Algarve is a favourite destination for British citizens who come to Portugal. Mike Farrer is the headmaster of the Nobel International School Algarve. Currently living in Lagoa, he says that he has fallen in love with Portugal.
Over the course of his life, however, he has also lived in South Africa. He initially left Britain for South Africa, in what was meant to be a one-year experience, but he ended up staying for 19, during which he married and had three children.
As time went on, he concluded that it was time for a change. A holiday in the Algarve was enough to win his heart, and he decided to move there. “I had been in the Algarve on holiday and fallen in love”, he says.
Being a beach lover, Mike is happy with the place he chose to live. “Now, the beach is no longer a nine hour drive. It’s a nine-second walk”, says Mike.
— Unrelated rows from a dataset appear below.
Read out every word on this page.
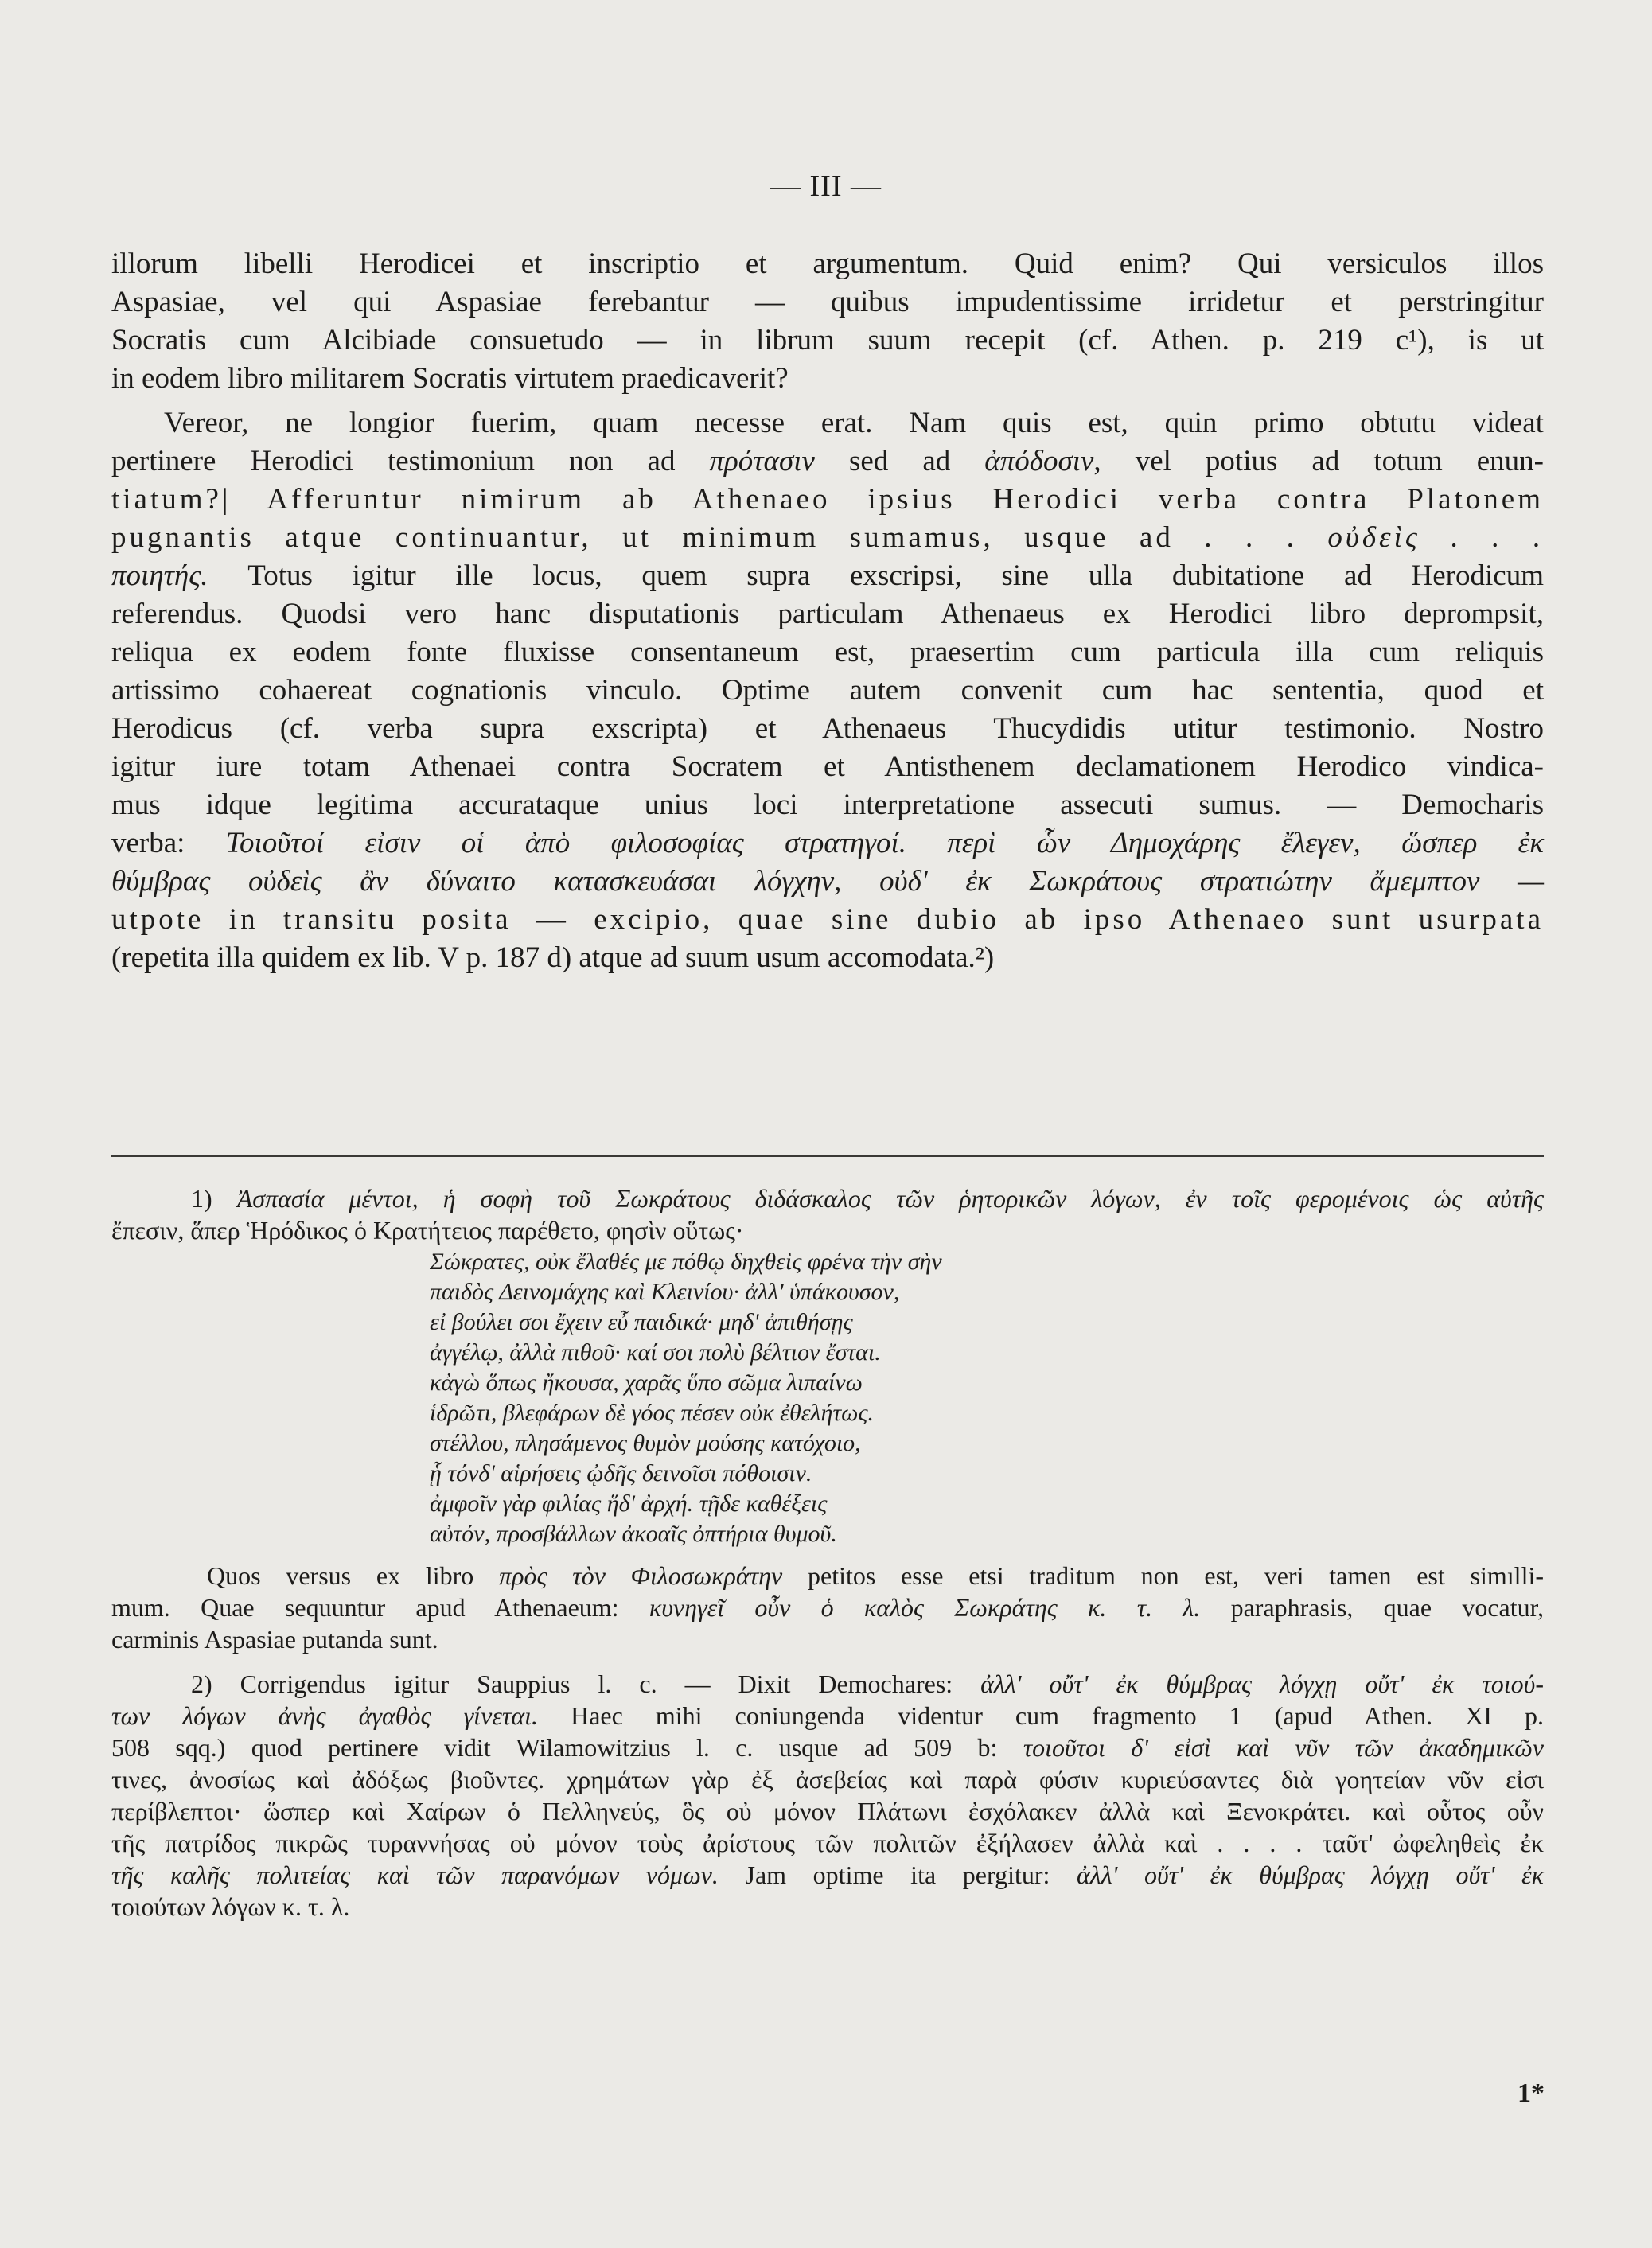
— III —
illorum libelli Herodicei et inscriptio et argumentum. Quid enim? Qui versiculos illos
Aspasiae, vel qui Aspasiae ferebantur — quibus impudentissime irridetur et perstringitur
Socratis cum Alcibiade consuetudo — in librum suum recepit (cf. Athen. p. 219 c¹), is ut
in eodem libro militarem Socratis virtutem praedicaverit?
Vereor, ne longior fuerim, quam necesse erat. Nam quis est, quin primo obtutu videat
pertinere Herodici testimonium non ad πρότασιν sed ad ἀπόδοσιν, vel potius ad totum enun-
tiatum?| Afferuntur nimirum ab Athenaeo ipsius Herodici verba contra Platonem
pugnantis atque continuantur, ut minimum sumamus, usque ad . . . οὐδεὶς . . .
ποιητής. Totus igitur ille locus, quem supra exscripsi, sine ulla dubitatione ad Herodicum
referendus. Quodsi vero hanc disputationis particulam Athenaeus ex Herodici libro deprompsit,
reliqua ex eodem fonte fluxisse consentaneum est, praesertim cum particula illa cum reliquis
artissimo cohaereat cognationis vinculo. Optime autem convenit cum hac sententia, quod et
Herodicus (cf. verba supra exscripta) et Athenaeus Thucydidis utitur testimonio. Nostro
igitur iure totam Athenaei contra Socratem et Antisthenem declamationem Herodico vindica-
mus idque legitima accurataque unius loci interpretatione assecuti sumus. — Democharis
verba: Τοιοῦτοί εἰσιν οἱ ἀπὸ φιλοσοφίας στρατηγοί. περὶ ὧν Δημοχάρης ἔλεγεν, ὥσπερ ἐκ
θύμβρας οὐδεὶς ἂν δύναιτο κατασκευάσαι λόγχην, οὐδ' ἐκ Σωκράτους στρατιώτην ἄμεμπτον —
utpote in transitu posita — excipio, quae sine dubio ab ipso Athenaeo sunt usurpata
(repetita illa quidem ex lib. V p. 187 d) atque ad suum usum accomodata.²)
1) Ἀσπασία μέντοι, ἡ σοφὴ τοῦ Σωκράτους διδάσκαλος τῶν ῥητορικῶν λόγων, ἐν τοῖς φερομένοις ὡς αὐτῆς
ἔπεσιν, ἅπερ Ἡρόδικος ὁ Κρατήτειος παρέθετο, φησὶν οὕτως·
Σώκρατες, οὐκ ἔλαθές με πόθῳ δηχθεὶς φρένα τὴν σὴν
παιδὸς Δεινομάχης καὶ Κλεινίου· ἀλλ' ὑπάκουσον,
εἰ βούλει σοι ἔχειν εὖ παιδικά· μηδ' ἀπιθήσῃς
ἀγγέλῳ, ἀλλὰ πιθοῦ· καί σοι πολὺ βέλτιον ἔσται.
κἀγὼ ὅπως ἤκουσα, χαρᾶς ὕπο σῶμα λιπαίνω
ἱδρῶτι, βλεφάρων δὲ γόος πέσεν οὐκ ἐθελήτως.
στέλλου, πλησάμενος θυμὸν μούσης κατόχοιο,
ᾗ τόνδ' αἱρήσεις ᾠδῆς δεινοῖσι πόθοισιν.
ἀμφοῖν γὰρ φιλίας ἥδ' ἀρχή. τῇδε καθέξεις
αὐτόν, προσβάλλων ἀκοαῖς ὀπτήρια θυμοῦ.
Quos versus ex libro πρὸς τὸν Φιλοσωκράτην petitos esse etsi traditum non est, veri tamen est simılli-
mum. Quae sequuntur apud Athenaeum: κυνηγεῖ οὖν ὁ καλὸς Σωκράτης κ. τ. λ. paraphrasis, quae vocatur,
carminis Aspasiae putanda sunt.
2) Corrigendus igitur Sauppius l. c. — Dixit Demochares: ἀλλ' οὔτ' ἐκ θύμβρας λόγχῃ οὔτ' ἐκ τοιού-
των λόγων ἀνὴς ἀγαθὸς γίνεται. Haec mihi coniungenda videntur cum fragmento 1 (apud Athen. XI p.
508 sqq.) quod pertinere vidit Wilamowitzius l. c. usque ad 509 b: τοιοῦτοι δ' εἰσὶ καὶ νῦν τῶν ἀκαδημικῶν
τινες, ἀνοσίως καὶ ἀδόξως βιοῦντες. χρημάτων γὰρ ἐξ ἀσεβείας καὶ παρὰ φύσιν κυριεύσαντες διὰ γοητείαν νῦν εἰσι
περίβλεπτοι· ὥσπερ καὶ Χαίρων ὁ Πελληνεύς, ὃς οὐ μόνον Πλάτωνι ἐσχόλακεν ἀλλὰ καὶ Ξενοκράτει. καὶ οὗτος οὖν
τῆς πατρίδος πικρῶς τυραννήσας οὐ μόνον τοὺς ἀρίστους τῶν πολιτῶν ἐξήλασεν ἀλλὰ καὶ . . . . ταῦτ' ὠφεληθεὶς ἐκ
τῆς καλῆς πολιτείας καὶ τῶν παρανόμων νόμων. Jam optime ita pergitur: ἀλλ' οὔτ' ἐκ θύμβρας λόγχῃ οὔτ' ἐκ
τοιούτων λόγων κ. τ. λ.
1*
Another plus, for Mike, is how close Portugal is to the rest of Europe, which allows his wife to travel to the UK regularly, to work on her master’s degree. His picks a curious comparison: “Portugal is the Las Vegas of Europe… Or the Hollywood of Europe”.
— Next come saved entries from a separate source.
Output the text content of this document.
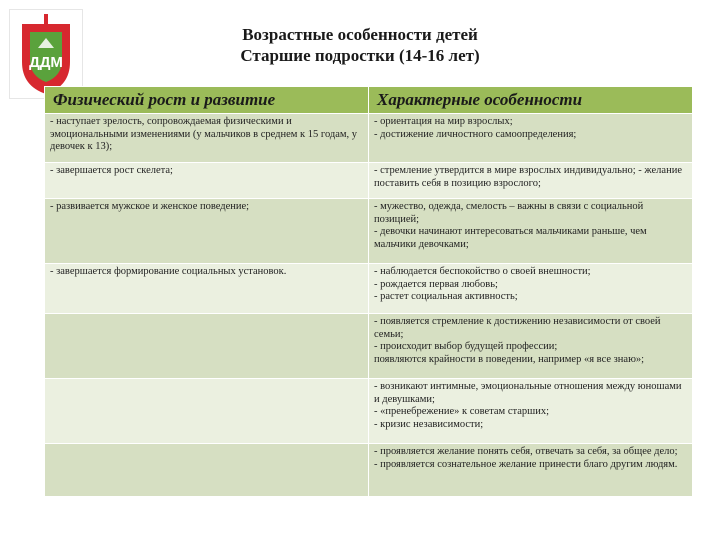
ДДМ
Возрастные особенности детей
Старшие подростки (14-16 лет)
Физический рост и развитие	Характерные особенности
- наступает зрелость, сопровождаемая физическими и эмоциональными изменениями (у мальчиков в среднем к 15 годам, у девочек к 13);	- ориентация на мир взрослых;
- достижение личностного самоопределения;
- завершается рост скелета;	- стремление утвердится в мире взрослых индивидуально; - желание поставить себя в позицию взрослого;
- развивается мужское и женское поведение;	- мужество, одежда, смелость – важны в связи с социальной позицией;
- девочки начинают интересоваться мальчиками раньше, чем мальчики девочками;
- завершается формирование социальных установок.	- наблюдается беспокойство о своей внешности;
- рождается первая любовь;
- растет социальная активность;
	- появляется стремление к достижению независимости от своей семьи;
- происходит выбор будущей профессии;
появляются крайности в поведении, например «я все знаю»;
	- возникают интимные, эмоциональные отношения между юношами и девушками;
- «пренебрежение» к советам старших;
- кризис независимости;
	- проявляется желание понять себя, отвечать за себя, за общее дело;
- проявляется сознательное желание принести благо другим людям.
Points in favour of Portugal: Culture, people and safety
Despite being headmaster of the Nobel International School Algarve, Mike still has some spare time, which he takes full advantage of. Some of his favourite hobbies are mountain biking and golfing. He’s even had the chance to play with South African expats.
Some of his favourite aspects of Portugal are the culture, the people, the lifestyle, the cuisine and the safety. One of his goals is to learn Portuguese so that he can draw even closer to the culture which has taken him in.
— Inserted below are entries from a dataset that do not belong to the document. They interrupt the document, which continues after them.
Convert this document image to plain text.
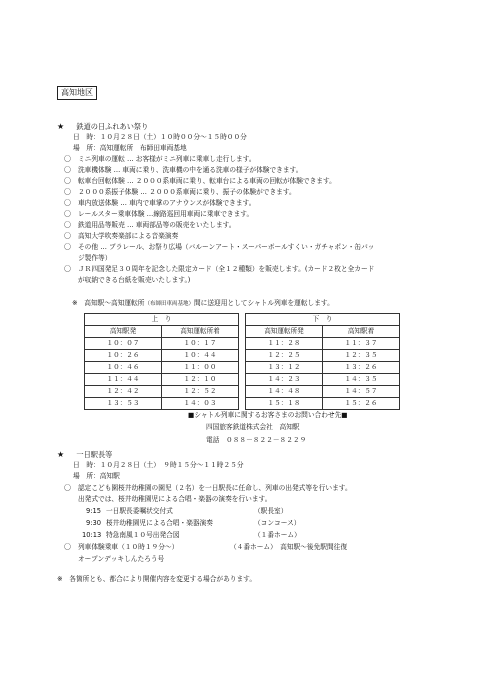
高知地区
★ 鉄道の日ふれあい祭り
日　時：１０月２８日（土）１０時００分～１５時００分
場　所：高知運転所　布師田車両基地
〇 ミニ列車の運転 … お客様がミニ列車に乗車し走行します。
〇 洗車機体験 … 車両に乗り、洗車機の中を通る洗車の様子が体験できます。
〇 転車台回転体験 … ２０００系車両に乗り、転車台による車両の回転が体験できます。
〇 ２０００系振子体験 … ２０００系車両に乗り、振子の体験ができます。
〇 車内放送体験 … 車内で車掌のアナウンスが体験できます。
〇 レールスター乗車体験 …線路巡回用車両に乗車できます。
〇 鉄道用品等販売 … 車両部品等の販売をいたします。
〇 高知大学吹奏楽部による音楽演奏
〇 その他 … ブラレール、お祭り広場（バルーンアート・スーパーボールすくい・ガチャポン・缶バッ
ジ製作等）
〇 ＪＲ四国発足３０周年を記念した限定カード（全１２種類）を販売します。(カード２枚と全カード
が収納できる台紙を販売いたします。)
※　高知駅～高知運転所（布師田車両基地）間に送迎用としてシャトル列車を運転します。
上　り			下　り	
高知駅発	高知運転所着		高知運転所発	高知駅着
１０：０７	１０：１７		１１：２８	１１：３７
１０：２６	１０：４４		１２：２５	１２：３５
１０：４６	１１：００		１３：１２	１３：２６
１１：４４	１２：１０		１４：２３	１４：３５
１２：４２	１２：５２		１４：４８	１４：５７
１３：５３	１４：０３		１５：１８	１５：２６
■シャトル列車に関するお客さまのお問い合わせ先■
四国旅客鉄道株式会社　高知駅
電話　０８８－８２２－８２２９
★ 一日駅長等
日　時：１０月２８日（土）　９時１５分～１１時２５分
場　所：高知駅
〇 認定こども園桜井幼稚園の園児（２名）を一日駅長に任命し、列車の出発式等を行います。
出発式では、桜井幼稚園児による合唱・楽器の演奏を行います。
9:15 一日駅長委嘱状交付式	（駅長室）
9:30 桜井幼稚園児による合唱・楽器演奏	（コンコース）
10:13 特急南風１０号出発合図	（１番ホーム）
〇 列車体験乗車（１０時１９分～）	（４番ホーム）　高知駅～後免駅間往復
オープンデッキしんたろう号
※　各箇所とも、都合により開催内容を変更する場合があります。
The challenge of running an international school in the Algarve
Mike is currently the headmaster of the Nobel International School in the Algarve. With students from over 41 different countries, the institution is divided into two campuses, one in Lagos and one in Lagoa. It takes students from pre-school through secondary school.
The school itself is divided in two: International and National. The International section follows the British school system whereas the National section follows the official curriculum of the Portuguese Ministry of Education.
For Mike, the biggest challenge of running an international school in Portugal is “making the school grow and keeping it alive”.